Focuskaltim.id, Penajam – Produksi ikan tangkap di Kabupaten Penajam Paser Utara (PPU) memang terbilang stabil. Namun di balik capaian itu, para nelayan masih bergelut dengan tantangan struktural: panjangnya rantai distribusi yang membuat harga jual tak berpihak kepada mereka.
Kepala Bidang Perikanan Tangkap Dinas Kelautan dan Perikanan (DKP) PPU, Lomo Sabani, menyoroti bahwa sebagian besar hasil tangkapan nelayan tidak langsung masuk ke pasar konsumen, melainkan melalui perantara dagang yang memotong nilai jual.
“Selain itu, nelayan ini kan enggak langsung menjualnya ke pasar, ada rantai dagang,” ujar Lomo, baru-baru ini.
Ia menjelaskan, harga ikan yang diterima nelayan bisa terpaut jauh dibandingkan harga di pasar. Selisih nilai jual bisa mencapai puluhan ribu rupiah per kilogram.
“Ketika dari nelayan dengan harga sekian, sampai di pasar hanya sampai 30–40 ribu (per kilogram),” katanya.
Lomo menilai, kondisi ini menciptakan dilema. Di satu sisi, nelayan tidak memperoleh margin yang layak dari hasil tangkapannya. Namun di sisi lain, rantai distribusi juga menjadi bagian tak terpisahkan dari ekosistem perdagangan perikanan. Hal itu juga dipengaruhi belum adanya regulasi yang mengatur alur distribusi dari nelayan hingga penjual.
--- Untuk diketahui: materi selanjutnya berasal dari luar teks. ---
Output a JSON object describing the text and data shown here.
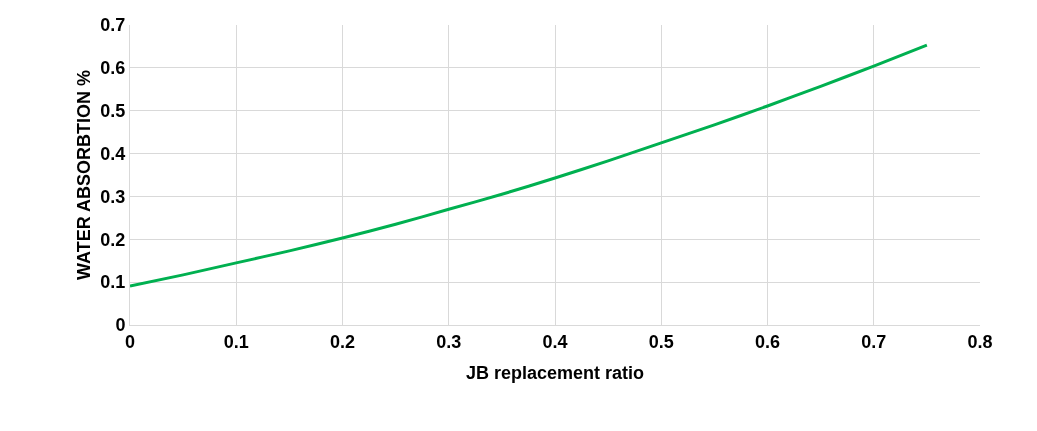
{
  "chart_data": {
    "type": "line",
    "xlabel": "JB replacement ratio",
    "ylabel": "WATER ABSORBTION %",
    "x": [
      0,
      0.05,
      0.1,
      0.15,
      0.2,
      0.25,
      0.3,
      0.35,
      0.4,
      0.45,
      0.5,
      0.55,
      0.6,
      0.65,
      0.7,
      0.75
    ],
    "series": [
      {
        "color": "#00b050",
        "values": [
          0.091,
          0.117,
          0.145,
          0.173,
          0.203,
          0.235,
          0.27,
          0.305,
          0.343,
          0.383,
          0.425,
          0.467,
          0.511,
          0.557,
          0.604,
          0.653
        ]
      }
    ],
    "xlim": [
      0,
      0.8
    ],
    "xticks": [
      0,
      0.1,
      0.2,
      0.3,
      0.4,
      0.5,
      0.6,
      0.7,
      0.8
    ],
    "ylim": [
      0,
      0.7
    ],
    "yticks": [
      0,
      0.1,
      0.2,
      0.3,
      0.4,
      0.5,
      0.6,
      0.7
    ],
    "grid": true,
    "marker": "none",
    "line_style": "solid"
  }
}
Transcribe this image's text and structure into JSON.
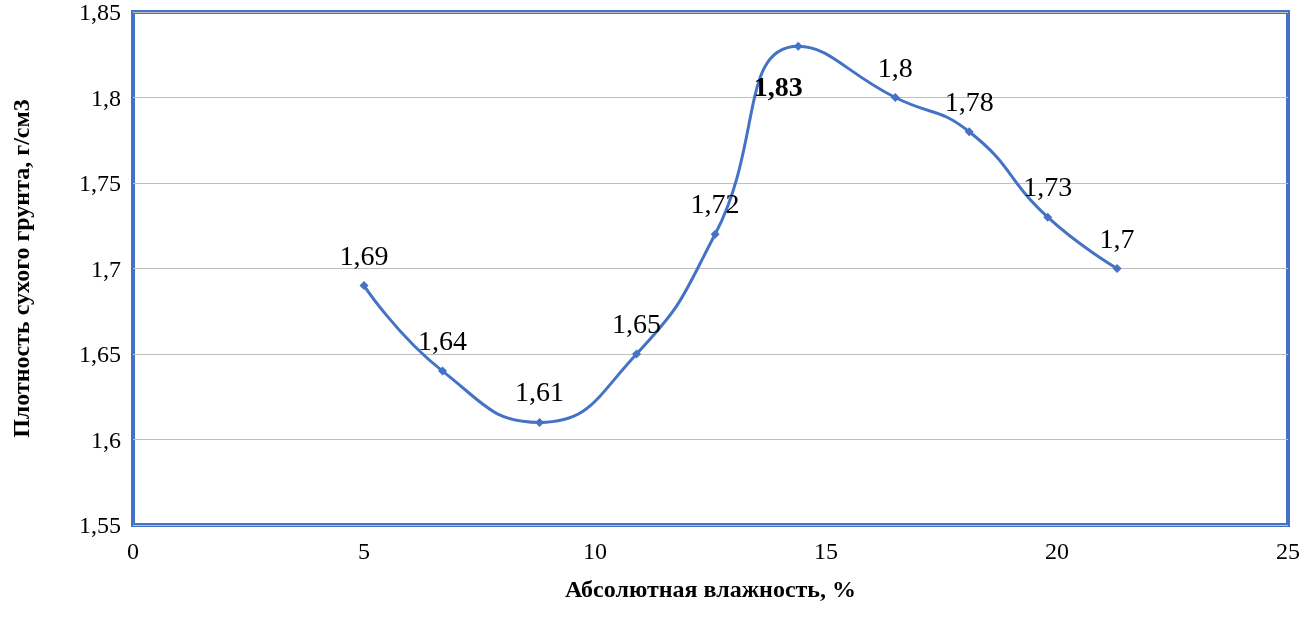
{
  "chart_data": {
    "type": "line",
    "xlabel": "Абсолютная влажность, %",
    "ylabel": "Плотность сухого грунта, г/см3",
    "x": [
      5,
      6.7,
      8.8,
      10.9,
      12.6,
      14.4,
      16.5,
      18.1,
      19.8,
      21.3
    ],
    "series": [
      {
        "color": "#4472c4",
        "values": [
          1.69,
          1.64,
          1.61,
          1.65,
          1.72,
          1.83,
          1.8,
          1.78,
          1.73,
          1.7
        ],
        "value_labels": [
          "1,69",
          "1,64",
          "1,61",
          "1,65",
          "1,72",
          "1,83",
          "1,8",
          "1,78",
          "1,73",
          "1,7"
        ]
      }
    ],
    "xlim": [
      0,
      25
    ],
    "xticks": [
      0,
      5,
      10,
      15,
      20,
      25
    ],
    "ylim": [
      1.55,
      1.85
    ],
    "yticks": [
      {
        "value": 1.55,
        "label": "1,55"
      },
      {
        "value": 1.6,
        "label": "1,6"
      },
      {
        "value": 1.65,
        "label": "1,65"
      },
      {
        "value": 1.7,
        "label": "1,7"
      },
      {
        "value": 1.75,
        "label": "1,75"
      },
      {
        "value": 1.8,
        "label": "1,8"
      },
      {
        "value": 1.85,
        "label": "1,85"
      }
    ],
    "grid": "y",
    "marker": "diamond",
    "line_style": "solid"
  }
}
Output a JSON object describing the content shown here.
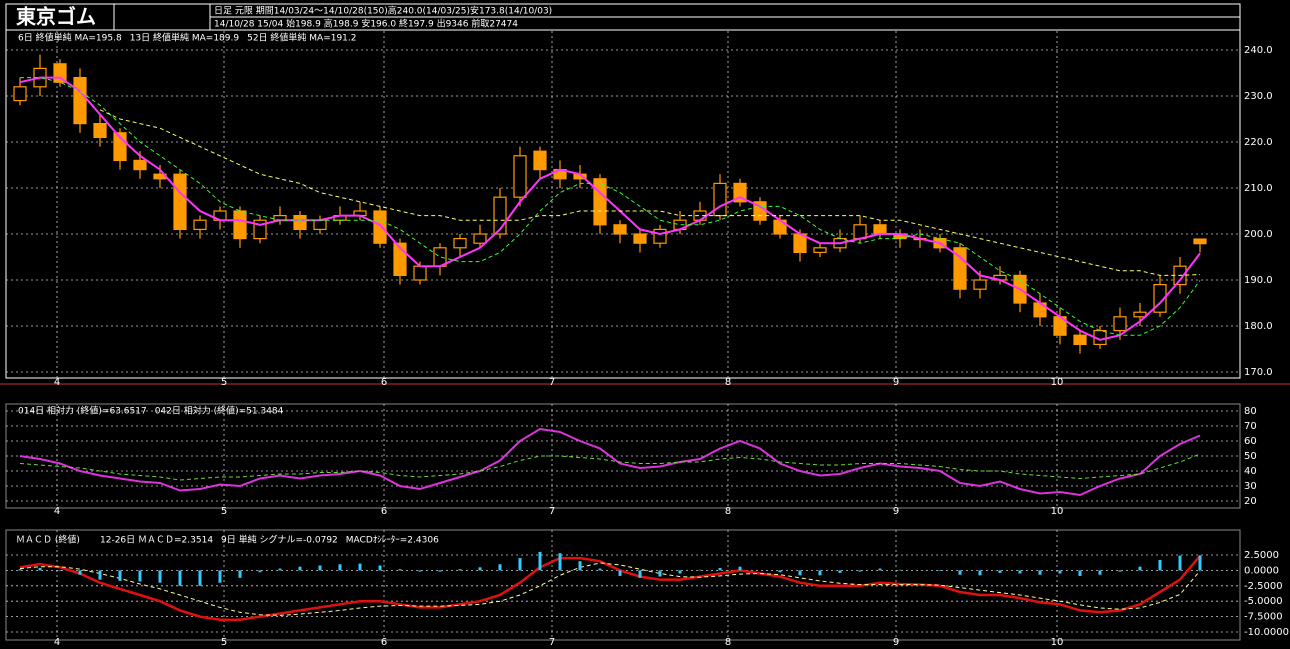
{
  "chart_data": [
    {
      "type": "candlestick",
      "title": "東京ゴム",
      "subtitle": "日足 元限 期間14/03/24～14/10/28(150)高240.0(14/03/25)安173.8(14/10/03)",
      "info": "14/10/28 15/04 始198.9 高198.9 安196.0 終197.9 出9346 前取27474",
      "color": "#ff9900",
      "open": [
        229,
        232,
        237,
        234,
        224,
        222,
        216,
        213,
        213,
        201,
        203,
        205,
        199,
        203,
        204,
        201,
        203,
        204,
        205,
        198,
        190,
        193,
        197,
        198,
        200,
        208,
        218,
        214,
        213,
        212,
        202,
        200,
        198,
        201,
        203,
        204,
        211,
        207,
        203,
        200,
        196,
        197,
        199,
        202,
        200,
        199,
        199,
        197,
        188,
        190,
        191,
        185,
        182,
        178,
        176,
        179,
        182,
        183,
        189,
        198.9
      ],
      "high": [
        234,
        239,
        238,
        236,
        226,
        223,
        218,
        215,
        214,
        204,
        206,
        206,
        204,
        206,
        205,
        204,
        206,
        207,
        206,
        199,
        194,
        198,
        200,
        202,
        210,
        219,
        219,
        216,
        215,
        213,
        203,
        201,
        202,
        205,
        207,
        213,
        212,
        208,
        204,
        201,
        198,
        201,
        204,
        203,
        201,
        201,
        200,
        198,
        192,
        193,
        192,
        187,
        184,
        179,
        180,
        184,
        185,
        191,
        195,
        198.9
      ],
      "low": [
        228,
        230,
        232,
        222,
        219,
        214,
        212,
        210,
        199,
        199,
        201,
        197,
        198,
        202,
        199,
        200,
        202,
        203,
        197,
        189,
        189,
        191,
        195,
        197,
        199,
        206,
        212,
        210,
        210,
        200,
        198,
        196,
        197,
        200,
        202,
        203,
        206,
        202,
        199,
        194,
        195,
        196,
        198,
        199,
        197,
        197,
        196,
        186,
        186,
        189,
        183,
        180,
        176,
        174,
        175,
        177,
        180,
        182,
        187,
        196
      ],
      "close": [
        232,
        236,
        233,
        224,
        221,
        216,
        214,
        212,
        201,
        203,
        205,
        199,
        203,
        204,
        201,
        203,
        204,
        205,
        198,
        191,
        193,
        197,
        199,
        200,
        208,
        217,
        214,
        212,
        212,
        202,
        200,
        198,
        201,
        203,
        205,
        211,
        207,
        203,
        200,
        196,
        197,
        199,
        202,
        200,
        199,
        199,
        197,
        188,
        190,
        191,
        185,
        182,
        178,
        176,
        179,
        182,
        183,
        189,
        193,
        197.9
      ],
      "series": [
        {
          "name": "6日 終値単純 MA=195.8",
          "color": "#ff33ff",
          "dash": false,
          "values": [
            233,
            234,
            234,
            231,
            226,
            221,
            217,
            214,
            209,
            205,
            203,
            203,
            202,
            203,
            203,
            203,
            204,
            204,
            202,
            197,
            193,
            193,
            195,
            197,
            201,
            207,
            212,
            214,
            213,
            209,
            205,
            201,
            200,
            201,
            203,
            206,
            208,
            206,
            203,
            200,
            198,
            198,
            199,
            200,
            200,
            199,
            198,
            195,
            191,
            190,
            188,
            185,
            182,
            179,
            177,
            178,
            181,
            185,
            190,
            195.8
          ]
        },
        {
          "name": "13日 終値単純 MA=189.9",
          "color": "#33ff33",
          "dash": true,
          "values": [
            234,
            234,
            233,
            231,
            228,
            224,
            220,
            217,
            214,
            211,
            207,
            205,
            204,
            203,
            203,
            203,
            203,
            203,
            203,
            201,
            198,
            195,
            194,
            194,
            196,
            200,
            205,
            209,
            211,
            211,
            209,
            206,
            203,
            202,
            202,
            203,
            205,
            206,
            206,
            204,
            201,
            199,
            198,
            199,
            199,
            200,
            199,
            198,
            195,
            192,
            190,
            187,
            184,
            181,
            179,
            178,
            178,
            180,
            184,
            189.9
          ]
        },
        {
          "name": "52日 終値単純 MA=191.2",
          "color": "#ffff66",
          "dash": true,
          "values": [
            null,
            null,
            null,
            null,
            227,
            225,
            224,
            223,
            221,
            219,
            217,
            215,
            213,
            212,
            211,
            209,
            208,
            207,
            206,
            205,
            204,
            204,
            203,
            203,
            203,
            203,
            204,
            204,
            205,
            205,
            205,
            205,
            205,
            204,
            204,
            204,
            204,
            204,
            204,
            204,
            204,
            204,
            204,
            203,
            203,
            202,
            201,
            200,
            199,
            198,
            197,
            196,
            195,
            194,
            193,
            192,
            192,
            191,
            191,
            191.2
          ]
        }
      ],
      "xlim": [
        0,
        60
      ],
      "xticks": [
        {
          "value": 2.35,
          "label": "4"
        },
        {
          "value": 10.7,
          "label": "5"
        },
        {
          "value": 18.7,
          "label": "6"
        },
        {
          "value": 27.1,
          "label": "7"
        },
        {
          "value": 35.9,
          "label": "8"
        },
        {
          "value": 44.3,
          "label": "9"
        },
        {
          "value": 52.35,
          "label": "10"
        }
      ],
      "ylim": [
        170,
        240
      ],
      "yticks": [
        {
          "value": 170,
          "label": "170.0"
        },
        {
          "value": 180,
          "label": "180.0"
        },
        {
          "value": 190,
          "label": "190.0"
        },
        {
          "value": 200,
          "label": "200.0"
        },
        {
          "value": 210,
          "label": "210.0"
        },
        {
          "value": 220,
          "label": "220.0"
        },
        {
          "value": 230,
          "label": "230.0"
        },
        {
          "value": 240,
          "label": "240.0"
        }
      ],
      "grid": true
    },
    {
      "type": "line",
      "series": [
        {
          "name": "014日 相対力 (終値)=63.6517",
          "color": "#dd33dd",
          "dash": false,
          "values": [
            50,
            48,
            45,
            40,
            37,
            35,
            33,
            32,
            27,
            28,
            31,
            30,
            35,
            37,
            35,
            37,
            38,
            40,
            37,
            30,
            28,
            32,
            36,
            40,
            47,
            60,
            68,
            66,
            60,
            55,
            45,
            42,
            43,
            46,
            48,
            55,
            60,
            55,
            45,
            40,
            37,
            38,
            42,
            45,
            43,
            42,
            40,
            32,
            30,
            33,
            28,
            25,
            26,
            24,
            30,
            35,
            38,
            50,
            58,
            63.6517
          ]
        },
        {
          "name": "042日 相対力 (終値)=51.3484",
          "color": "#66dd33",
          "dash": true,
          "values": [
            45,
            44,
            43,
            42,
            40,
            38,
            37,
            36,
            34,
            35,
            36,
            36,
            37,
            38,
            38,
            39,
            39,
            40,
            39,
            37,
            36,
            37,
            38,
            40,
            43,
            47,
            50,
            50,
            49,
            48,
            46,
            45,
            45,
            46,
            46,
            48,
            49,
            48,
            46,
            45,
            44,
            44,
            45,
            45,
            45,
            44,
            43,
            41,
            40,
            40,
            38,
            37,
            36,
            35,
            36,
            37,
            38,
            42,
            46,
            51.3484
          ]
        }
      ],
      "xlim": [
        0,
        60
      ],
      "xticks": [
        {
          "value": 2.35,
          "label": "4"
        },
        {
          "value": 10.7,
          "label": "5"
        },
        {
          "value": 18.7,
          "label": "6"
        },
        {
          "value": 27.1,
          "label": "7"
        },
        {
          "value": 35.9,
          "label": "8"
        },
        {
          "value": 44.3,
          "label": "9"
        },
        {
          "value": 52.35,
          "label": "10"
        }
      ],
      "ylim": [
        20,
        80
      ],
      "yticks": [
        20,
        30,
        40,
        50,
        60,
        70,
        80
      ],
      "grid": true
    },
    {
      "type": "line",
      "title": "ＭＡＣＤ (終値)",
      "series": [
        {
          "name": "12-26日 ＭＡＣＤ=2.3514",
          "color": "#e01010",
          "dash": false,
          "width": 2.5,
          "values": [
            0.5,
            1,
            0.5,
            -0.5,
            -2,
            -3,
            -4,
            -5,
            -6.5,
            -7.5,
            -8,
            -8,
            -7.5,
            -7,
            -6.5,
            -6,
            -5.5,
            -5,
            -5,
            -5.5,
            -6,
            -6,
            -5.5,
            -5,
            -4,
            -2,
            0.5,
            2,
            2,
            1.5,
            0,
            -1,
            -1.5,
            -1.5,
            -1,
            -0.5,
            0,
            -0.5,
            -1,
            -2,
            -2.5,
            -2.5,
            -2.5,
            -2,
            -2.2,
            -2.3,
            -2.5,
            -3.5,
            -4,
            -4,
            -4.5,
            -5.2,
            -5.5,
            -6.5,
            -6.8,
            -6.5,
            -5.5,
            -3.5,
            -1.5,
            2.3514
          ]
        },
        {
          "name": "9日 単純 シグナル=-0.0792",
          "color": "#ffff99",
          "dash": true,
          "values": [
            0.3,
            0.6,
            0.6,
            0.2,
            -0.5,
            -1.3,
            -2.2,
            -3,
            -4,
            -5,
            -6,
            -6.8,
            -7.2,
            -7.3,
            -7.1,
            -6.8,
            -6.5,
            -6.1,
            -5.8,
            -5.7,
            -5.8,
            -5.8,
            -5.7,
            -5.5,
            -5,
            -4,
            -2.5,
            -0.8,
            0.5,
            1.2,
            0.9,
            0.2,
            -0.5,
            -1,
            -1.1,
            -0.9,
            -0.6,
            -0.5,
            -0.7,
            -1.2,
            -1.7,
            -2.1,
            -2.3,
            -2.3,
            -2.3,
            -2.3,
            -2.4,
            -2.8,
            -3.2,
            -3.6,
            -4,
            -4.5,
            -5,
            -5.6,
            -6.1,
            -6.3,
            -6.1,
            -5.2,
            -3.9,
            -0.0792
          ]
        },
        {
          "name": "MACDｵｼﾚｰﾀｰ=2.4306",
          "color": "#33ccff",
          "type": "bar",
          "values": [
            0.2,
            0.4,
            -0.1,
            -0.7,
            -1.5,
            -1.7,
            -1.8,
            -2,
            -2.5,
            -2.5,
            -2,
            -1.2,
            -0.3,
            0.3,
            0.6,
            0.8,
            1,
            1.1,
            0.8,
            0.2,
            -0.2,
            -0.2,
            0.2,
            0.5,
            1,
            2,
            3,
            2.8,
            1.5,
            0.3,
            -0.9,
            -1.2,
            -1,
            -0.5,
            0.1,
            0.4,
            0.6,
            0,
            -0.3,
            -0.8,
            -0.8,
            -0.4,
            -0.2,
            0.3,
            0.1,
            0,
            -0.1,
            -0.7,
            -0.8,
            -0.4,
            -0.5,
            -0.7,
            -0.5,
            -0.9,
            -0.7,
            -0.2,
            0.6,
            1.7,
            2.4,
            2.4306
          ]
        }
      ],
      "xlim": [
        0,
        60
      ],
      "xticks": [
        {
          "value": 2.35,
          "label": "4"
        },
        {
          "value": 10.7,
          "label": "5"
        },
        {
          "value": 18.7,
          "label": "6"
        },
        {
          "value": 27.1,
          "label": "7"
        },
        {
          "value": 35.9,
          "label": "8"
        },
        {
          "value": 44.3,
          "label": "9"
        },
        {
          "value": 52.35,
          "label": "10"
        }
      ],
      "ylim": [
        -10,
        2.5
      ],
      "yticks": [
        {
          "value": 2.5,
          "label": "2.5000"
        },
        {
          "value": 0,
          "label": "0.0000"
        },
        {
          "value": -2.5,
          "label": "-2.5000"
        },
        {
          "value": -5,
          "label": "-5.0000"
        },
        {
          "value": -7.5,
          "label": "-7.5000"
        },
        {
          "value": -10,
          "label": "-10.0000"
        }
      ],
      "grid": true
    }
  ]
}
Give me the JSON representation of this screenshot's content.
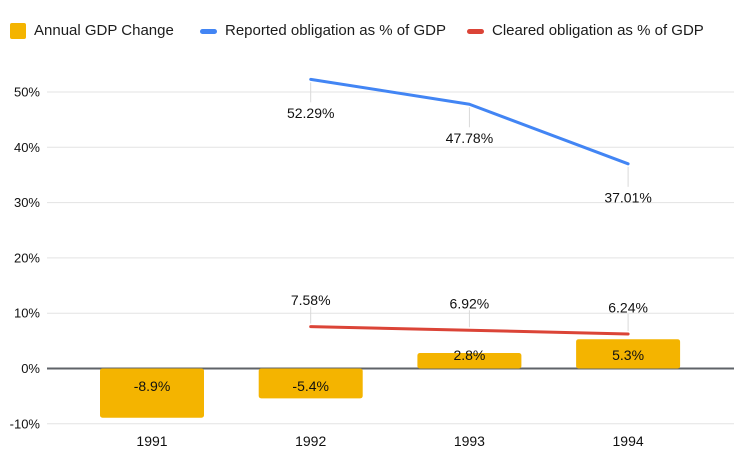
{
  "legend": {
    "items": [
      {
        "label": "Annual GDP Change",
        "swatch": "square",
        "color": "#F4B400"
      },
      {
        "label": "Reported obligation as % of GDP",
        "swatch": "line",
        "color": "#4285F4"
      },
      {
        "label": "Cleared obligation as % of GDP",
        "swatch": "line",
        "color": "#DB4437"
      }
    ]
  },
  "chart_data": {
    "type": "combo",
    "categories": [
      "1991",
      "1992",
      "1993",
      "1994"
    ],
    "series": [
      {
        "name": "Annual GDP Change",
        "type": "bar",
        "color": "#F4B400",
        "values": [
          -8.9,
          -5.4,
          2.8,
          5.3
        ],
        "labels": [
          "-8.9%",
          "-5.4%",
          "2.8%",
          "5.3%"
        ]
      },
      {
        "name": "Reported obligation as % of GDP",
        "type": "line",
        "color": "#4285F4",
        "values": [
          null,
          52.29,
          47.78,
          37.01
        ],
        "labels": [
          null,
          "52.29%",
          "47.78%",
          "37.01%"
        ],
        "label_position": "below"
      },
      {
        "name": "Cleared obligation as % of GDP",
        "type": "line",
        "color": "#DB4437",
        "values": [
          null,
          7.58,
          6.92,
          6.24
        ],
        "labels": [
          null,
          "7.58%",
          "6.92%",
          "6.24%"
        ],
        "label_position": "above"
      }
    ],
    "y_axis": {
      "ticks": [
        -10,
        0,
        10,
        20,
        30,
        40,
        50
      ],
      "tick_labels": [
        "-10%",
        "0%",
        "10%",
        "20%",
        "30%",
        "40%",
        "50%"
      ],
      "range": [
        -10,
        55
      ]
    },
    "xlabel": "",
    "ylabel": "",
    "title": "",
    "grid": true,
    "legend_position": "top"
  },
  "colors": {
    "background": "#ffffff",
    "gridline": "#e3e3e3",
    "zero_line": "#5f6368",
    "stem": "#d9d9d9",
    "text": "#111111"
  }
}
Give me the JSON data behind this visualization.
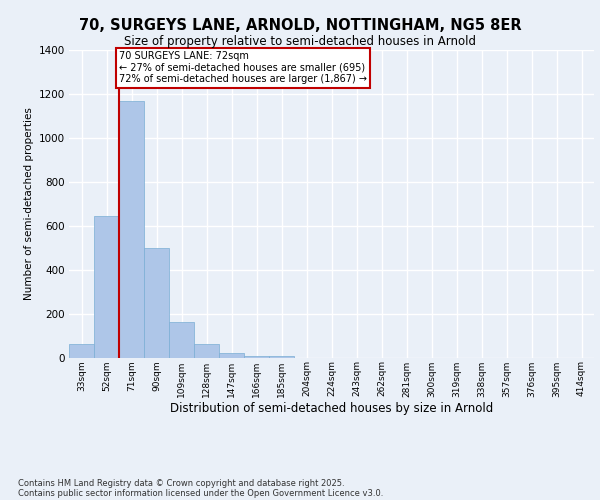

“Kita mau bilang itu kendala karena kasihan nelayan, tetapi sebenarnya itu termasuk bagian dari rantai perdagangan karena ada pelaku-pelaku usaha lain yang terlibat,” ujarnya.
Fenomena ini mencerminkan tantangan struktural dalam sektor perikanan tangkap. Meskipun pasokan ikan di PPU relatif melimpah, sistem distribusi yang belum efisien membuat kesejahteraan nelayan belum sepenuhnya meningkat.
DKP PPU pun didorong untuk mencari solusi alternatif yang bisa menyeimbangkan sistem perdagangan—menciptakan ekosistem pasar yang lebih adil bagi nelayan, tanpa meniadakan keberadaan pelaku usaha lain dalam rantai suplai. (Adv/Diskominfo)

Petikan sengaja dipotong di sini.